En bref:
- La refonte du bonus écologique en France pour 2024 réduit les aides à l’achat de voitures électriques, limitant le montant à 4 000 euros pour les ménages à faible revenu, avec un budget total considérablement diminué.
- Cette situation pourrait profiter aux constructeurs chinois, dont les véhicules deviennent plus compétitifs face aux modèles européens en raison de l’écart de prix accru, malgré les droits de douane élevés qui entravent leur développement.
- La part de marché des véhicules électriques en France pourrait stagner en 2024, ce qui pose des défis pour la transition vers une mobilité électrique durable.
Le paysage de la mobilité électrique en France connaît actuellement une transformation majeure avec la refonte du bonus écologique pour 2024. Cette évolution réglementaire, combinée aux récentes mesures douanières européennes, redessine les contours de la compétition entre constructeurs chinois et européens sur le marché français. Analyse d’une situation complexe aux multiples répercussions.
Une refonte significative du bonus écologique
Le nouveau dispositif d’aide à l’achat introduit une modulation selon les revenus, marquant un tournant dans la politique de soutien à la mobilité électrique. Le montant maximum de 4 000 euros ne sera accessible qu’aux ménages dont le revenu fiscal de référence est inférieur à 16 300 euros par part. Pour les foyers se situant entre 16 300 et 26 200 euros par part, l’aide sera plafonnée à 3 000 euros, tandis que les autres bénéficieront d’un bonus limité à 2 000 euros.
Plus préoccupant encore, l’enveloppe globale destinée à ces aides subit une réduction drastique, passant à 700 millions d’euros, soit moins de la moitié du budget précédent. Cette limitation implique que le dispositif pourrait s’interrompre avant la fin de l’année 2024, une fois l’enveloppe épuisée.
L’effet paradoxal sur les constructeurs chinois
Un rééquilibrage inattendu de la compétition
Contrairement aux attentes, cette diminution du bonus pourrait paradoxalement profiter aux constructeurs chinois. En effet, l’écart de prix entre les modèles européens et chinois, jusqu’alors partiellement compensé par le bonus, devient plus visible pour le consommateur final.

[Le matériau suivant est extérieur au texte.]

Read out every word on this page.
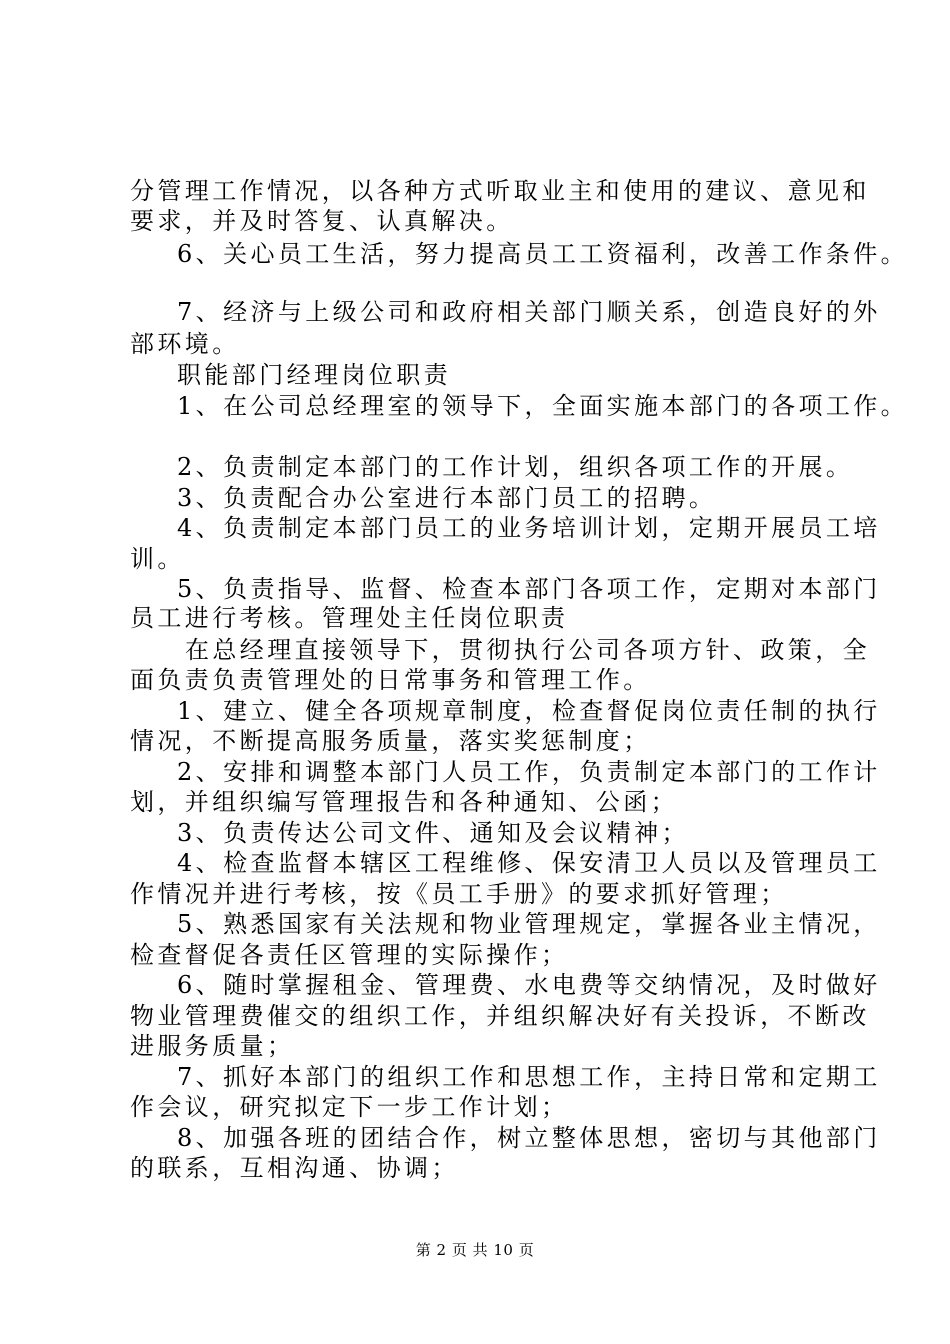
分管理工作情况，以各种方式听取业主和使用的建议、意见和
要求，并及时答复、认真解决。
6、关心员工生活，努力提高员工工资福利，改善工作条件。
7、经济与上级公司和政府相关部门顺关系，创造良好的外
部环境。
职能部门经理岗位职责
1、在公司总经理室的领导下，全面实施本部门的各项工作。
2、负责制定本部门的工作计划，组织各项工作的开展。
3、负责配合办公室进行本部门员工的招聘。
4、负责制定本部门员工的业务培训计划，定期开展员工培
训。
5、负责指导、监督、检查本部门各项工作，定期对本部门
员工进行考核。管理处主任岗位职责
在总经理直接领导下，贯彻执行公司各项方针、政策，全
面负责负责管理处的日常事务和管理工作。
1、建立、健全各项规章制度，检查督促岗位责任制的执行
情况，不断提高服务质量，落实奖惩制度；
2、安排和调整本部门人员工作，负责制定本部门的工作计
划，并组织编写管理报告和各种通知、公函；
3、负责传达公司文件、通知及会议精神；
4、检查监督本辖区工程维修、保安清卫人员以及管理员工
作情况并进行考核，按《员工手册》的要求抓好管理；
5、熟悉国家有关法规和物业管理规定，掌握各业主情况，
检查督促各责任区管理的实际操作；
6、随时掌握租金、管理费、水电费等交纳情况，及时做好
物业管理费催交的组织工作，并组织解决好有关投诉，不断改
进服务质量；
7、抓好本部门的组织工作和思想工作，主持日常和定期工
作会议，研究拟定下一步工作计划；
8、加强各班的团结合作，树立整体思想，密切与其他部门
的联系，互相沟通、协调；
第 2 页 共 10 页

L’avantage compétitif des constructeurs chinois, reposant sur des coûts de production nettement inférieurs – estimés entre 10 000 et 30 000 euros par véhicule selon les analyses de Forvia – prend désormais toute son importance.
Une illustration par les prix
La comparaison des tarifs est édifiante. Prenons l’exemple de la MG4, proposée à 24 990 euros sans bonus, face à la Renault Mégane E-Tech affichée à 30 000 euros bonus déduit. Dans le segment des citadines, la mini-T03 de Leapmotor s’affiche à 18 990 euros, tandis que la nouvelle Citroën ë-C3, produite en Slovaquie, ne descendra pas sous la barre des 21 300 euros même avec le bonus de 2 000 euros.
Les défis persistants pour les constructeurs chinois
Impact des droits de douane européens
Les constructeurs chinois doivent néanmoins composer avec les nouvelles mesures protectionnistes européennes. Les droits de douane, oscillant entre 27% et 47%, constituent un obstacle significatif à leur développement sur le marché européen. Ces taux varient selon les constructeurs :
- 17% pour BYD
- 18,8% pour Geely
- 35,3% pour SAIC
- 20,7% pour les autres groupes ayant participé à l’enquête européenne
Le défi de la production locale
Face à ces contraintes, certains constructeurs chinois envisagent d’établir des sites de production en Europe. Cette stratégie, déjà adoptée par BYD qui prévoit une usine en Hongrie, pourrait leur permettre de contourner les droits de douane tout en bénéficiant du label "Made in EU".
Les perspectives pour le marché français
Un contexte réglementaire en mutation
Au-delà du bonus écologique, d’autres évolutions réglementaires pourraient impacter le marché. L’URSSAF prévoit de considérer la recharge gratuite sur le lieu de travail comme un avantage en nature dès 2025, tandis que l’abattement fiscal de 50% sur les véhicules électriques de fonction pourrait disparaître.
L’impact sur les ventes
La part de marché des véhicules électriques en France, actuellement à 17% des immatriculations neuves, pourrait stagner en 2024. Cette situation contraste avec les prévisions initiales qui anticipaient une croissance continue. La complexification des aides et l’instabilité réglementaire créent un climat d’incertitude peu favorable à la transition électrique.
La redistribution des cartes sur le marché français des véhicules électriques s’annonce comme un défi majeur pour l’ensemble des acteurs. Si la réduction du bonus écologique pourrait paradoxalement renforcer la position des constructeurs chinois, l’équation reste complexe entre protection du marché européen et nécessité d’accélérer la transition électrique.